From: Mark Bole <makbo_at_pacbell.net>
Date: Fri, 06 Aug 2004 02:10:29 GMT
Message-ID: <pMBQc.865$wG2.340@newssvr29.news.prodigy.com>


Joel Garry wrote:

> "Howard J. Rogers" <hjr_at_dizwell.com> wrote in message news:<411020f1$0$25458$afc38c87_at_news.optusnet.com.au>...
>

>>"Chris" <cs123._no_spam__at_telstra.com> wrote in message
>>news:zfTPc.31685$K53.7730_at_news-server.bigpond.net.au...
>>
>>

[...]
>>
>>>>that you'll embedd trailing spaces into your data.
>>>>
>>>>Regards
>>>>HJR
>>>>

[...]
>
> Don't take it personal, Chris, but I was trying to knock colsep. Any
> quick and dirty solution is going to have to cope with ampersands and
> commas and anything you can set colsep to, at least, and 8-bit
> characters and who-knows-what at worst. So you wind up eating dirt.
> Even old solid tools like exp can be befuddled by the odd stuff - I
> had a scare once when an import stripped the bit off a string that was
> actually being used as a numeric counter by a strange app.
>
> So I do another silly thing, and concatenate in separators that are
> _extremely_ unlikely to be in _my_ data, like @@@@@, and use awk and
> sed to get it in whatever format I want. Try putting some bizarro
> data in an Excel spreadsheet and export it to csv file and load it
> with sql*loader and then go the other way to get handy with the
> gotchas involved.
>
> And of course it is silly, because I actually do have some data that
> has @@@@@ in it, and didn't even notice it until I wrote this.

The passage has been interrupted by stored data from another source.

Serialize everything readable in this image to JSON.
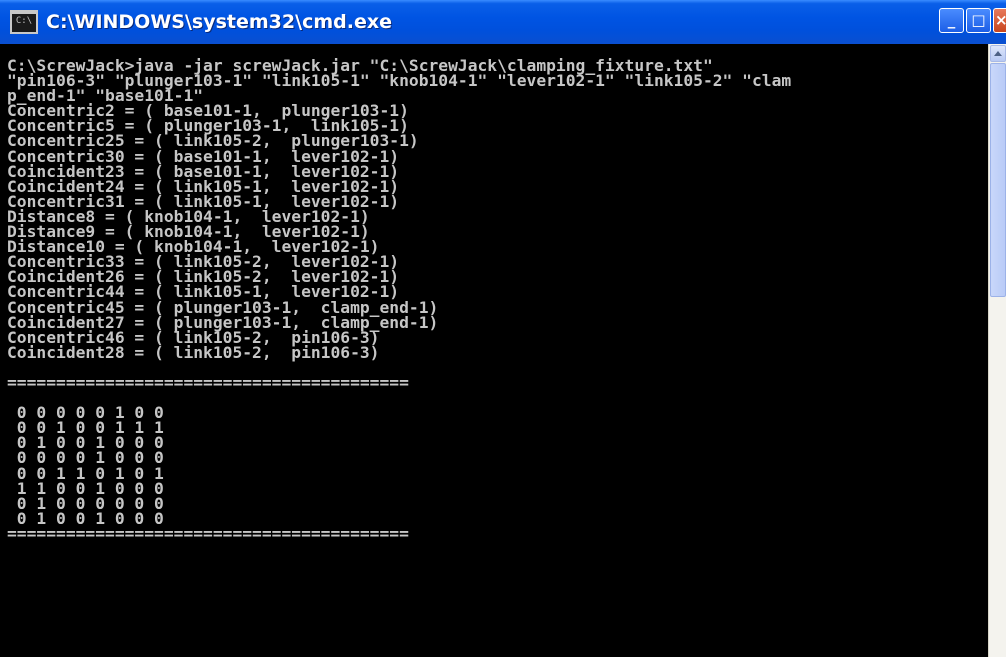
{
  "window": {
    "title": "C:\\WINDOWS\\system32\\cmd.exe",
    "icon_label": "C:\\",
    "controls": {
      "minimize": "_",
      "maximize": "□",
      "close": "×"
    }
  },
  "console": {
    "lines": [
      "C:\\ScrewJack>java -jar screwJack.jar \"C:\\ScrewJack\\clamping_fixture.txt\"",
      "\"pin106-3\" \"plunger103-1\" \"link105-1\" \"knob104-1\" \"lever102-1\" \"link105-2\" \"clam",
      "p_end-1\" \"base101-1\"",
      "Concentric2 = ( base101-1,  plunger103-1)",
      "Concentric5 = ( plunger103-1,  link105-1)",
      "Concentric25 = ( link105-2,  plunger103-1)",
      "Concentric30 = ( base101-1,  lever102-1)",
      "Coincident23 = ( base101-1,  lever102-1)",
      "Coincident24 = ( link105-1,  lever102-1)",
      "Concentric31 = ( link105-1,  lever102-1)",
      "Distance8 = ( knob104-1,  lever102-1)",
      "Distance9 = ( knob104-1,  lever102-1)",
      "Distance10 = ( knob104-1,  lever102-1)",
      "Concentric33 = ( link105-2,  lever102-1)",
      "Coincident26 = ( link105-2,  lever102-1)",
      "Concentric44 = ( link105-1,  lever102-1)",
      "Concentric45 = ( plunger103-1,  clamp_end-1)",
      "Coincident27 = ( plunger103-1,  clamp_end-1)",
      "Concentric46 = ( link105-2,  pin106-3)",
      "Coincident28 = ( link105-2,  pin106-3)",
      "",
      "=========================================",
      "",
      " 0 0 0 0 0 1 0 0",
      " 0 0 1 0 0 1 1 1",
      " 0 1 0 0 1 0 0 0",
      " 0 0 0 0 1 0 0 0",
      " 0 0 1 1 0 1 0 1",
      " 1 1 0 0 1 0 0 0",
      " 0 1 0 0 0 0 0 0",
      " 0 1 0 0 1 0 0 0",
      "========================================="
    ]
  }
}
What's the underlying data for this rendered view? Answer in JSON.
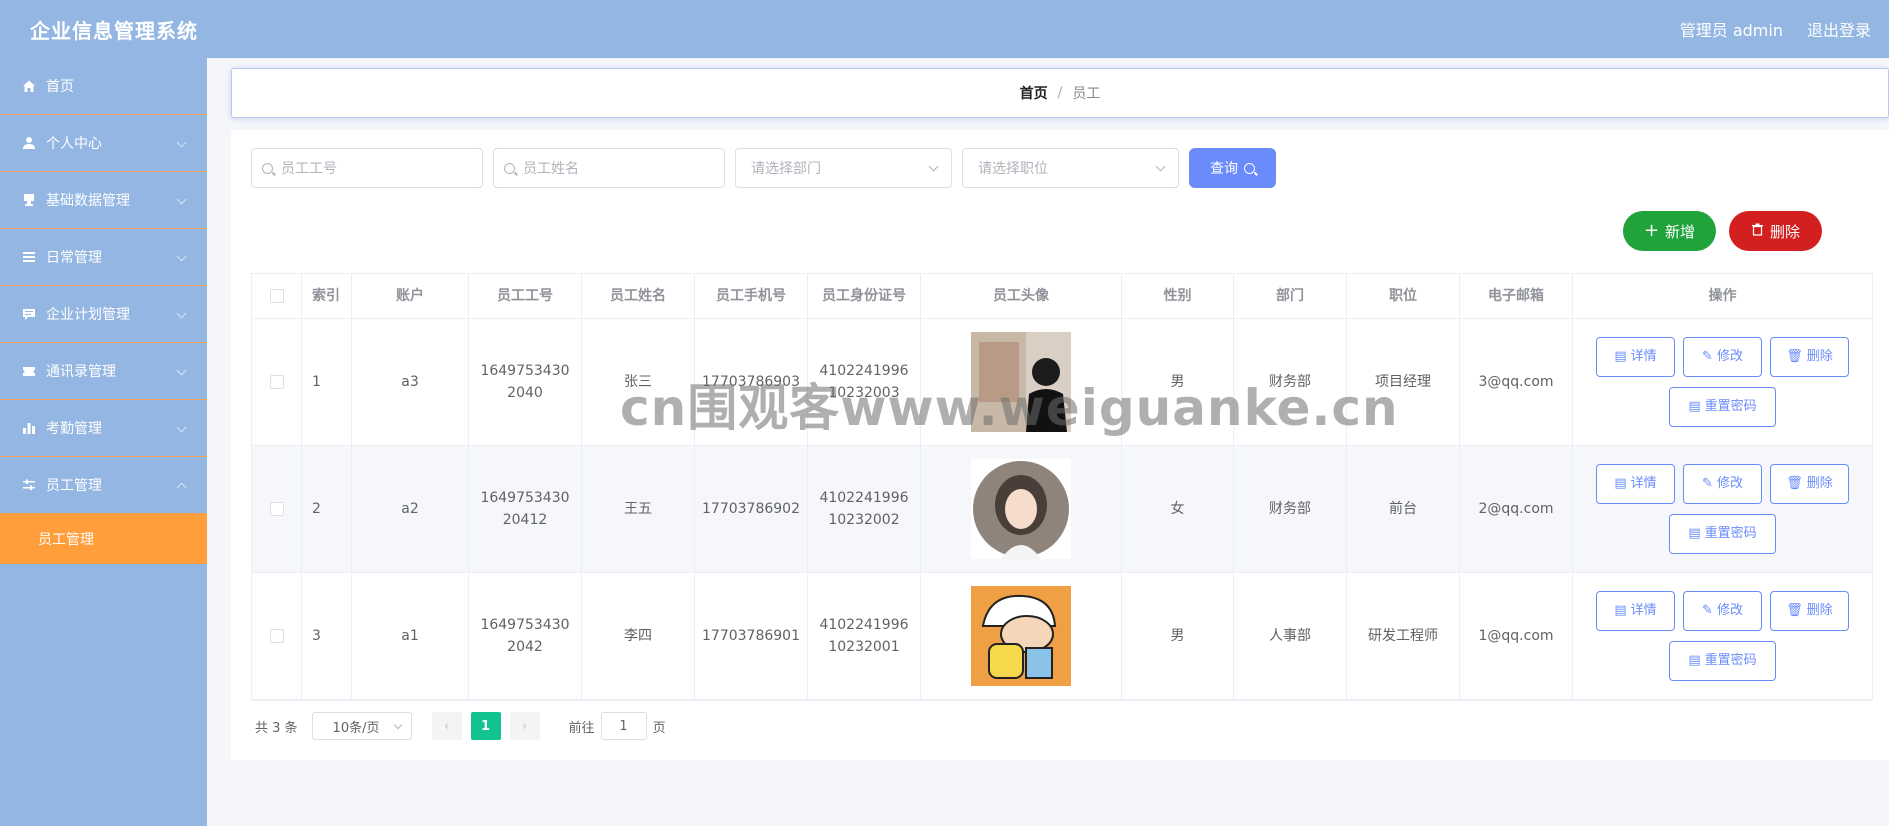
{
  "app": {
    "title": "企业信息管理系统"
  },
  "header": {
    "user_label": "管理员 admin",
    "logout_label": "退出登录"
  },
  "sidebar": {
    "items": [
      {
        "label": "首页",
        "icon": "home-icon"
      },
      {
        "label": "个人中心",
        "icon": "user-icon"
      },
      {
        "label": "基础数据管理",
        "icon": "stamp-icon"
      },
      {
        "label": "日常管理",
        "icon": "list-icon"
      },
      {
        "label": "企业计划管理",
        "icon": "message-icon"
      },
      {
        "label": "通讯录管理",
        "icon": "ticket-icon"
      },
      {
        "label": "考勤管理",
        "icon": "bar-chart-icon"
      },
      {
        "label": "员工管理",
        "icon": "sliders-icon"
      }
    ],
    "active_sub": "员工管理"
  },
  "breadcrumb": {
    "home": "首页",
    "separator": "/",
    "current": "员工"
  },
  "filters": {
    "emp_no_placeholder": "员工工号",
    "emp_name_placeholder": "员工姓名",
    "dept_placeholder": "请选择部门",
    "position_placeholder": "请选择职位",
    "query_label": "查询"
  },
  "actions": {
    "add_label": "新增",
    "delete_label": "删除"
  },
  "table": {
    "headers": [
      "索引",
      "账户",
      "员工工号",
      "员工姓名",
      "员工手机号",
      "员工身份证号",
      "员工头像",
      "性别",
      "部门",
      "职位",
      "电子邮箱",
      "操作"
    ],
    "rows": [
      {
        "index": "1",
        "account": "a3",
        "emp_no": "16497534302040",
        "name": "张三",
        "phone": "17703786903",
        "id_no": "410224199610232003",
        "sex": "男",
        "dept": "财务部",
        "position": "项目经理",
        "email": "3@qq.com"
      },
      {
        "index": "2",
        "account": "a2",
        "emp_no": "164975343020412",
        "name": "王五",
        "phone": "17703786902",
        "id_no": "410224199610232002",
        "sex": "女",
        "dept": "财务部",
        "position": "前台",
        "email": "2@qq.com"
      },
      {
        "index": "3",
        "account": "a1",
        "emp_no": "16497534302042",
        "name": "李四",
        "phone": "17703786901",
        "id_no": "410224199610232001",
        "sex": "男",
        "dept": "人事部",
        "position": "研发工程师",
        "email": "1@qq.com"
      }
    ],
    "ops": {
      "detail": "详情",
      "edit": "修改",
      "delete": "删除",
      "reset": "重置密码"
    }
  },
  "pagination": {
    "total_label": "共 3 条",
    "page_size": "10条/页",
    "current_page": "1",
    "goto_label": "前往",
    "goto_value": "1",
    "page_suffix": "页"
  },
  "watermark": "cn围观客www.weiguanke.cn",
  "colors": {
    "header_bg": "#93b6e3",
    "accent": "#ff9e3a",
    "primary": "#6a8cfb",
    "success": "#1fa33a",
    "danger": "#d31f1f",
    "page_active": "#13c38f"
  }
}
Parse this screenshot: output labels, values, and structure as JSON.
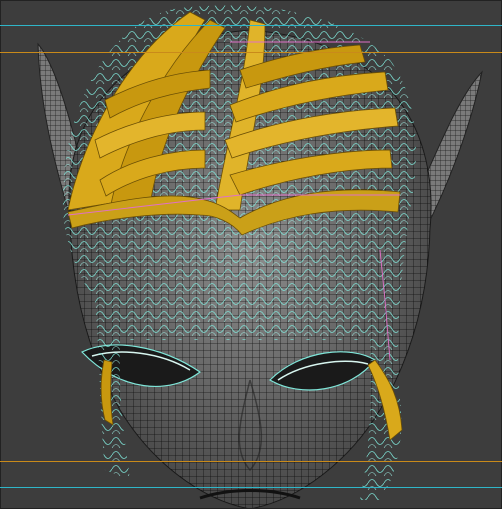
{
  "viewport": {
    "background": "#3d3d3d",
    "skin_color": "#9a9a9a",
    "wire_color": "#1a1a1a",
    "hair_color": "#d9a91b",
    "hair_dark": "#8a6a08",
    "guide_hair_color": "#7fe6d9",
    "cyan_guide": "#2fb6c8",
    "orange_guide": "#c98a1a",
    "pink_line": "#e070c8"
  }
}
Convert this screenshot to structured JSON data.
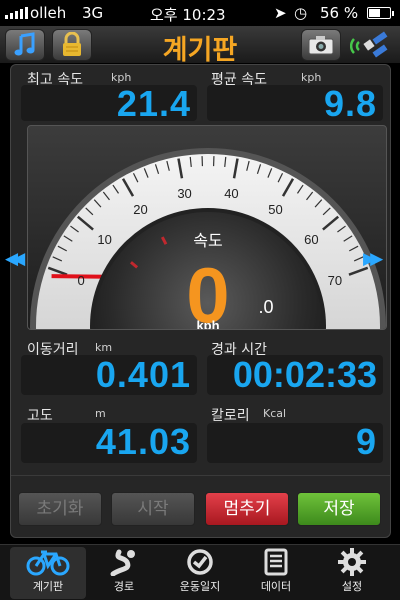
{
  "status": {
    "carrier": "olleh",
    "network": "3G",
    "time": "오후 10:23",
    "battery_pct_label": "56 %",
    "battery_level": 0.56
  },
  "header": {
    "title": "계기판"
  },
  "stats": {
    "max_speed": {
      "label": "최고 속도",
      "unit": "kph",
      "value": "21.4"
    },
    "avg_speed": {
      "label": "평균 속도",
      "unit": "kph",
      "value": "9.8"
    },
    "distance": {
      "label": "이동거리",
      "unit": "km",
      "value": "0.401"
    },
    "elapsed": {
      "label": "경과 시간",
      "value": "00:02:33"
    },
    "altitude": {
      "label": "고도",
      "unit": "m",
      "value": "41.03"
    },
    "calories": {
      "label": "칼로리",
      "unit": "Kcal",
      "value": "9"
    }
  },
  "gauge": {
    "title": "속도",
    "speed": "0",
    "decimal": ".0",
    "unit": "kph",
    "ticks": [
      "0",
      "10",
      "20",
      "30",
      "40",
      "50",
      "60",
      "70"
    ],
    "max": 70,
    "max_marker": 21.4,
    "avg_marker": 9.8
  },
  "actions": {
    "reset": "초기화",
    "start": "시작",
    "stop": "멈추기",
    "save": "저장"
  },
  "tabs": [
    {
      "label": "계기판",
      "icon": "bicycle-icon",
      "active": true
    },
    {
      "label": "경로",
      "icon": "route-icon",
      "active": false
    },
    {
      "label": "운동일지",
      "icon": "checkmark-circle-icon",
      "active": false
    },
    {
      "label": "데이터",
      "icon": "list-icon",
      "active": false
    },
    {
      "label": "설정",
      "icon": "gear-icon",
      "active": false
    }
  ],
  "colors": {
    "accent_orange": "#f5a623",
    "value_blue": "#19a6f0",
    "stop_red": "#d8303a",
    "save_green": "#5aab2e"
  }
}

It
> wasn't something that would have shot me in the foot until I did this
> on 1000 tables, but there you go. "Howard's way" is better, and the
> topic of Q&D is worth discussion.
>
> jg
> --

[...]

Here's a challenge: convert any table (common relational data types, excluding the more exotic ones such as RAW, LONG, xLOB, BFILE, ROWID, haven't tried TIMESTAMP) from Oracle into a CSV file that can, in turn, be imported into MS Access without error (including commas, newlines (Un*x or Windows style), quotes, punctuation, whatever the Oracle 9i and MS Access charset supports for my locale).

I know it can be done using Perl DBI and other Perl modules (slightly off-topic), but it works for what I think is a high percentage of real-world data.

Bold claim: I don't think it's possible to code a SQL*Plus query that will correctly handle any VARCHAR2(4000) data with the above mentioned border test cases and convert it into a CSV file that MS Access (or Excel, for that matter) can read wihtout error.

Don't neglect byte length semantics vs. character semantics.